"You know what I've noticed about you? I never see you eat."
"Yeah...I get that a lot," I wince and feel exposed like a nerve through a tooth.
I move through the feeling with my whole body. I do not need to feel shame or hide.
I let it absorb into my belly, into the strong place where I carried my babies.
"Is that like, on purpose?" he asks.
"No, not exactly...but it's probably not an accident. I still struggle. I know you've read my blog..."
"Yeah. It's brilliant," he says.
"Thanks...yes it is my longest standing daemon. I have good days and bad days."
This morning I read my books.
The books change. The practice of reading and sitting does not.

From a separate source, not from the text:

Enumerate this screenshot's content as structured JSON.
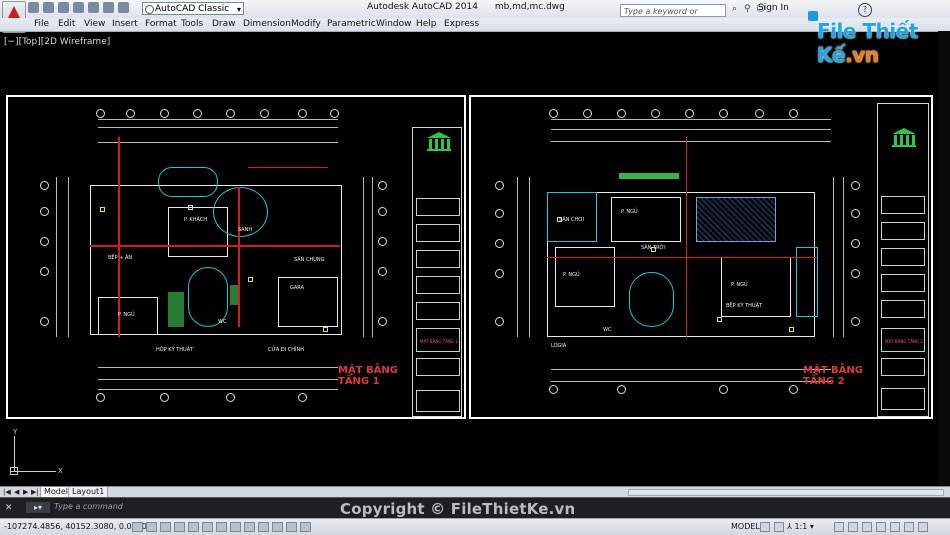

Facebook threatens to take this practice from me. I have reclaimed it a hundred times.
This morning I read:
The only tranquility I knew was to anesthetize myself with food, an indulgence for which I paid dearly the rest of the time. Nothing could save me from the mental and emotional anguish and confusion of being fat, feeling guilty and hating myself for lack of control.
~For Today
I have been seeking forgiveness of myself for this. For my compulsive eating and alcoholism.

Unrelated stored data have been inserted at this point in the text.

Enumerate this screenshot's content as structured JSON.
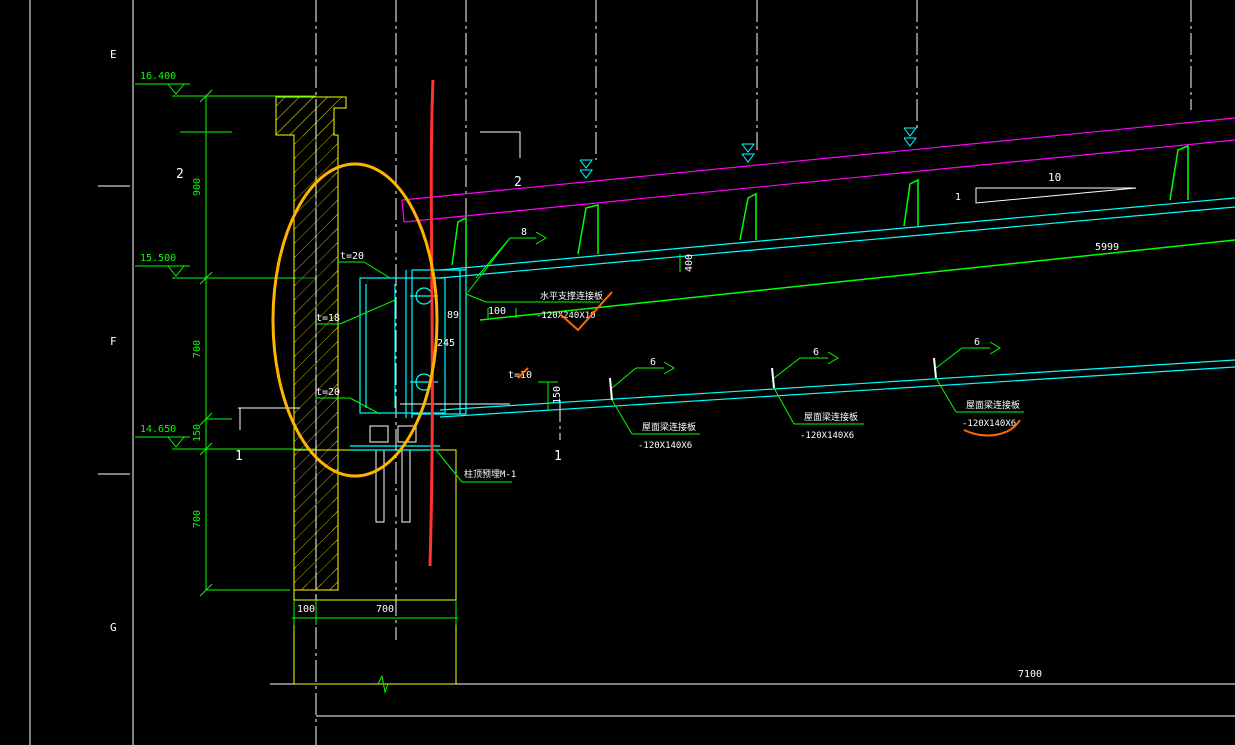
{
  "axis_labels": {
    "e": "E",
    "f": "F",
    "g": "G"
  },
  "elevations": {
    "top": "16.400",
    "mid": "15.500",
    "bottom": "14.650"
  },
  "dimensions": {
    "d900": "900",
    "d700_upper": "700",
    "d150": "150",
    "d700_lower": "700",
    "d100_base": "100",
    "d700_base": "700",
    "d100_plate": "100",
    "d89": "89",
    "d245": "245",
    "d400": "400",
    "d150_web": "150",
    "span_5999": "5999",
    "span_7100": "7100"
  },
  "section_marks": {
    "left_2": "2",
    "right_2": "2",
    "left_1": "1",
    "right_1": "1"
  },
  "slope": {
    "one": "1",
    "ten": "10"
  },
  "plate_thickness": {
    "t20_top": "t=20",
    "t18": "t=18",
    "t20_bottom": "t=20",
    "t10": "t=10"
  },
  "welds": {
    "w8": "8",
    "w6a": "6",
    "w6b": "6",
    "w6c": "6"
  },
  "notes": {
    "horizontal_plate_name": "水平支撑连接板",
    "horizontal_plate_spec": "-120X240X10",
    "roof_plate_name_1": "屋面梁连接板",
    "roof_plate_spec_1": "-120X140X6",
    "roof_plate_name_2": "屋面梁连接板",
    "roof_plate_spec_2": "-120X140X6",
    "roof_plate_name_3": "屋面梁连接板",
    "roof_plate_spec_3": "-120X140X6",
    "embed_name": "柱顶预埋M-1"
  },
  "colors": {
    "background": "#000000",
    "linework": "#ffffff",
    "concrete": "#ffff00",
    "dimension": "#00ff00",
    "steel": "#00ffff",
    "roof_sheet": "#ff00ff",
    "markup_red": "#ff3333",
    "markup_orange": "#ffb400"
  }
}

It is not an intellectual decision. It is a slow and tedious breaking out from chrysalis. To me it has felt long, yet when I consider how long people choose to sleep in their shells, some an entire lifetime, it is not so long. Perhaps they don't choose. Perhaps an outside light never comes to alert them - there is a whole world out here.

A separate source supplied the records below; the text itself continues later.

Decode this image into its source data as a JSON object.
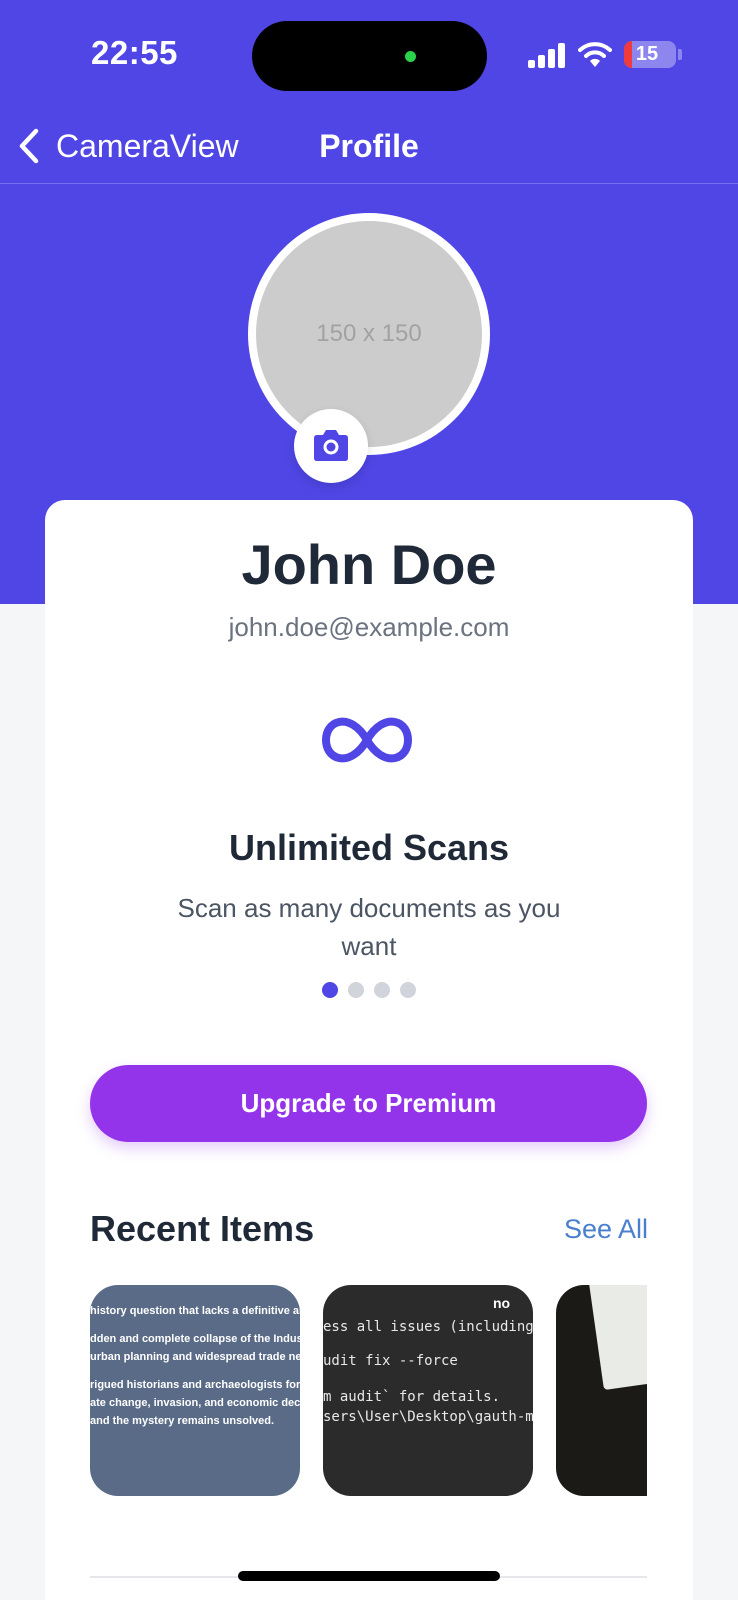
{
  "status_bar": {
    "time": "22:55",
    "battery": "15",
    "battery_level": 0.15
  },
  "nav": {
    "back_label": "CameraView",
    "title": "Profile"
  },
  "profile": {
    "avatar_placeholder": "150 x 150",
    "name": "John Doe",
    "email": "john.doe@example.com"
  },
  "feature": {
    "icon": "infinity-icon",
    "title": "Unlimited Scans",
    "description": "Scan as many documents as you want",
    "slide_count": 4,
    "active_slide": 1
  },
  "upgrade": {
    "label": "Upgrade to Premium"
  },
  "recent": {
    "title": "Recent Items",
    "see_all": "See All",
    "items": [
      {
        "lines": [
          "history question that lacks a definitive answer:",
          "dden and complete collapse of the Indus Valley C",
          "urban planning and widespread trade networks",
          "rigued historians and archaeologists for decades.",
          "ate change, invasion, and economic decline, no s",
          "and the mystery remains unsolved."
        ]
      },
      {
        "corner": "no",
        "lines": [
          "ess all issues (including br",
          "udit fix --force",
          "m audit` for details.",
          "sers\\User\\Desktop\\gauth-mobil"
        ]
      },
      {
        "lines": []
      }
    ]
  },
  "colors": {
    "primary": "#4f46e5",
    "upgrade": "#9333ea",
    "link": "#4a7fd0",
    "heading": "#1f2937"
  }
}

This blog started as an amends to myself. The question:
What would happen if I just told the truth about this struggle, about what my head says?
What if I shared it?
In my other book I read:
"...we don't believe love will ever just come to us on its own. We believe instead that we have to do something to make ourselves acceptable. So to push ourselves to try to be good, to whip ourselves into shape, we hire an in-house critic to keep tabs on how we're doing."
In the margin I wrote: I still believe this.
But I believe it far less...and I can see it is not a requirement for my love of others. Perhaps, just as my allowance for others has turned in to an allowance for myself, this could become true as well. I am still afraid of it. I am still breaking out.